JSON Web Token (RFC 7519) is an open standard, useful for Authorization and Information Exchange. JWTs represent “claims”. JWTs are signed using a secret or a public/private key pair.

Introduction to JWTs

JWT has the following structure.

  • Header
  • Payload
  • Signature

These pieces are encoded and delimited by periods like in the example below.

Example:

xxxxx.yyyyy.zzzzz

How are they used in Authorization?

Typically the JWT encoded form is used in the Authorization HTTP request header. The value using the “Bearer schema” would look like this and have the JWT information as below.

Authorization: Bearer <encoded JWT>

What is JWK?

A JSON Web Key (JWK), an IETF standard (RFC 7517), is a JSON data structure that represents a cryptographic key.

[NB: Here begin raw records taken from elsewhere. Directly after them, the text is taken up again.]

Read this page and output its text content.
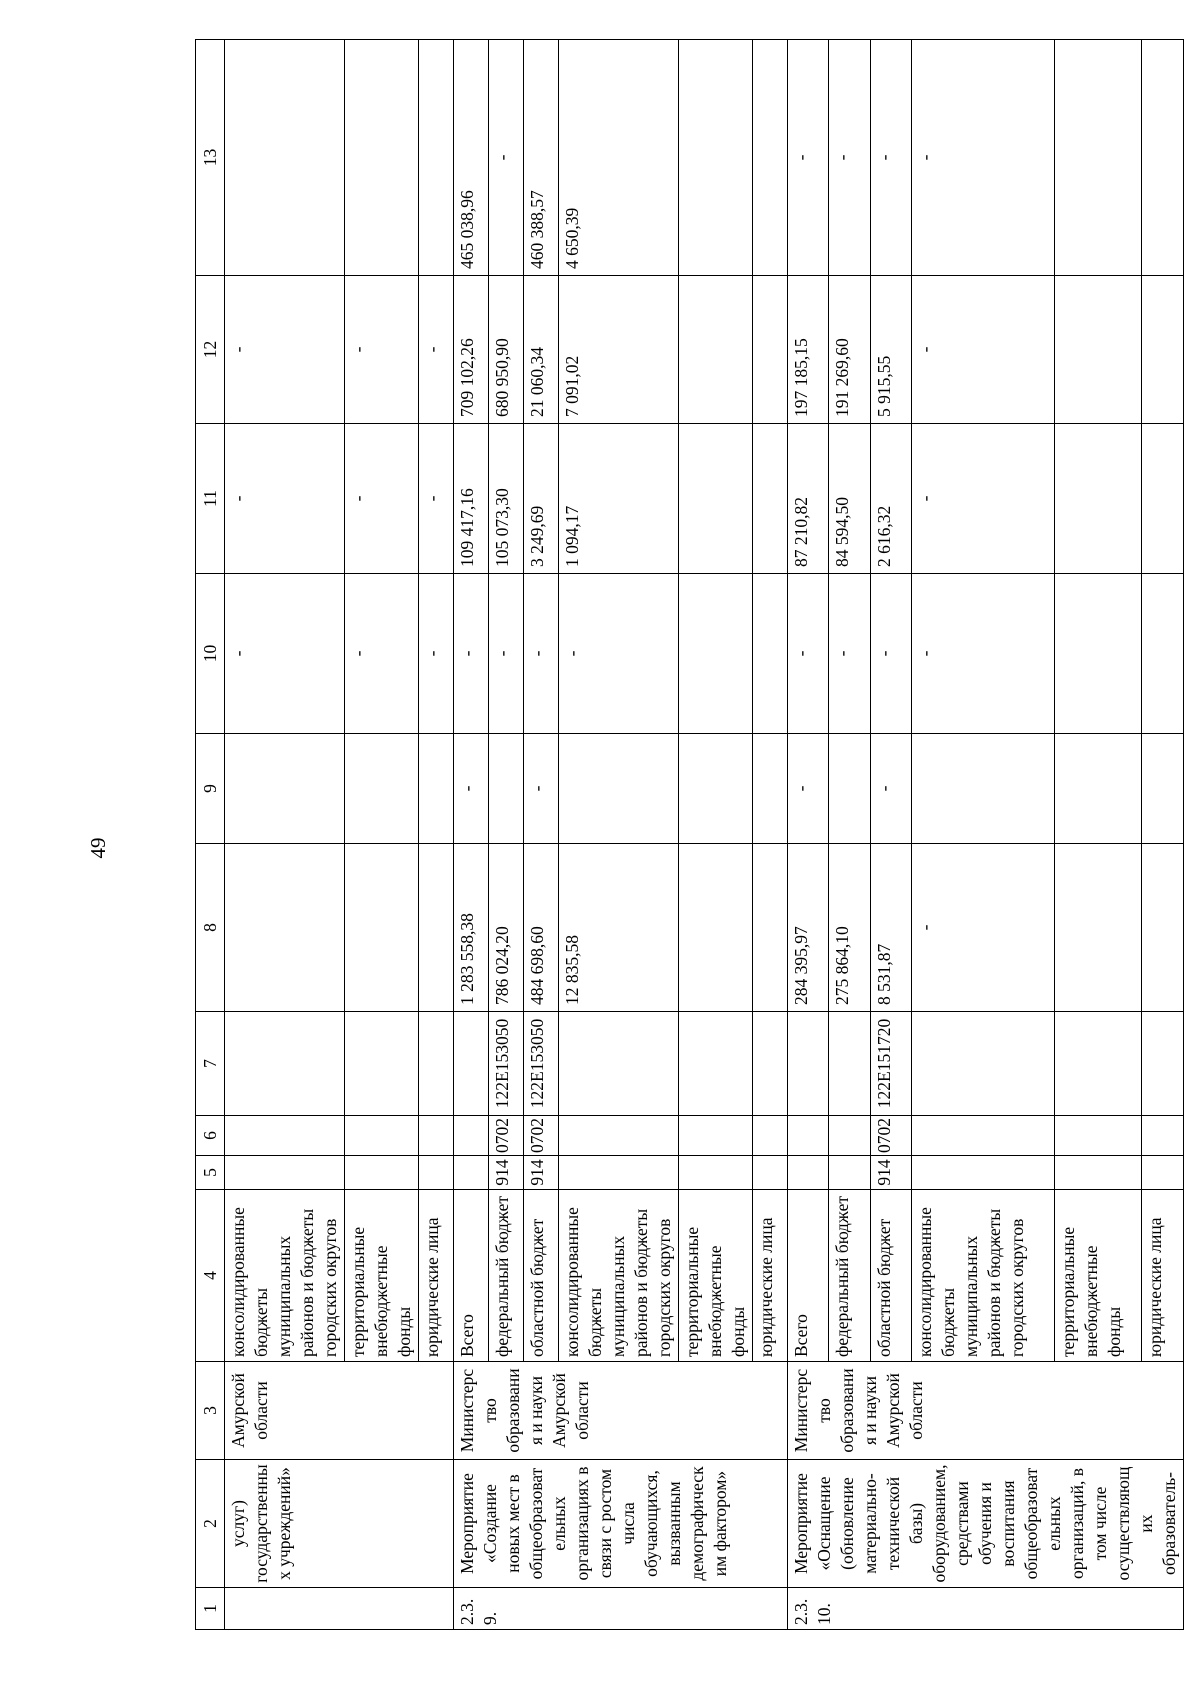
49
1	2	3	4	5	6	7	8	9	10	11	12	13
	услуг) государственных учреждений»	Амурской области	консолидированные бюджеты муниципальных районов и бюджеты городских округов						-	-	-	
			территориальные внебюджетные фонды						-	-	-	
			юридические лица						-	-	-	
2.3.9.	Мероприятие «Создание новых мест в общеобразовательных организациях в связи с ростом числа обучающихся, вызванным демографическим фактором»	Министерство образования и науки Амурской области	Всего				1 283 558,38	-	-	109 417,16	709 102,26	465 038,96
			федеральный бюджет	914	0702	122E153050	786 024,20		-	105 073,30	680 950,90	-
			областной бюджет	914	0702	122E153050	484 698,60	-	-	3 249,69	21 060,34	460 388,57
			консолидированные бюджеты муниципальных районов и бюджеты городских округов				12 835,58		-	1 094,17	7 091,02	4 650,39
			территориальные внебюджетные фонды									
			юридические лица									
2.3.10.	Мероприятие «Оснащение (обновление материально-технической базы) оборудованием, средствами обучения и воспитания общеобразовательных организаций, в том числе осуществляющих образователь-	Министерство образования и науки Амурской области	Всего				284 395,97	-	-	87 210,82	197 185,15	-
			федеральный бюджет				275 864,10		-	84 594,50	191 269,60	-
			областной бюджет	914	0702	122E151720	8 531,87	-	-	2 616,32	5 915,55	-
			консолидированные бюджеты муниципальных районов и бюджеты городских округов				-		-	-	-	-
			территориальные внебюджетные фонды									
			юридические лица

JSON Web Key (JWK) provides a mechanism to distribute the public keys that can be used to verify JWTs. 1

What is JWKS?

JSON Web Key Set (JWKS), an IETF standard, is a set of keys containing the public keys used to verify any JSON Web Token (JWT). A JSON Web Key Set is composed of 1 or more JSON Web Keys (JWK). Each JWK represents a cryptographic public key that can be used to validate the signature of a signed JSON Web Token (JWT).

JWKS example

In our app we generate a JWKS pair for each service, which includes a .pem file and a .json file.

The JSON file has the following keys:

  • kty (RSA)
  • kid (key identifier, “alias” for the key)
  • n: the modulus for a pem file
  • e: the exponent for a pem file

What are they used for?

To securely transmit information between services.

Why are they important?

JWT and JWKS are important because they are an open, IETF, industry standard.

The signature for a JWT is calculated using the header and the payload, which means the content can be verified as having originated from the sender, and not having been tampered with.

Is this better than a browser cookie? JWT doesn’t have the Cross-Origin Resource Sharing (CORS) limitation cookies do when the token is sent in the Authorization header.

Tooling

Depending on what you are doing, you may need to generate some cryptographic pair files or a SSH key. Here are some things I ran across in researching this.

PKCS12

Archive file format.

keytool

keytool is a Key and Certificate Management Tool.

Keytool can be used to generate a private and public key pair.

ssh-keygen is a tool that can be used to generate an SSH key.

The JWT gem in ruby

In a Ruby on Rails application using JWTs for secure requests, the jwt gem may be useful. It is something we are using at work.

The flow around secure requests looks like this:

  • End user logs in with their browser, gets a JWT in the response. The JWT is stored in a browser cookie. The JWT is sent for HTTP requests as a request header, with the value being read from the cookie.

For HTTP communication between back-end services without browser cookies:

Interservice HTTP requests: send public key information as part of the Authorization header, remote service knows how to verify the JWT.

Remote service needs the sending service’s public key to verify the JWT.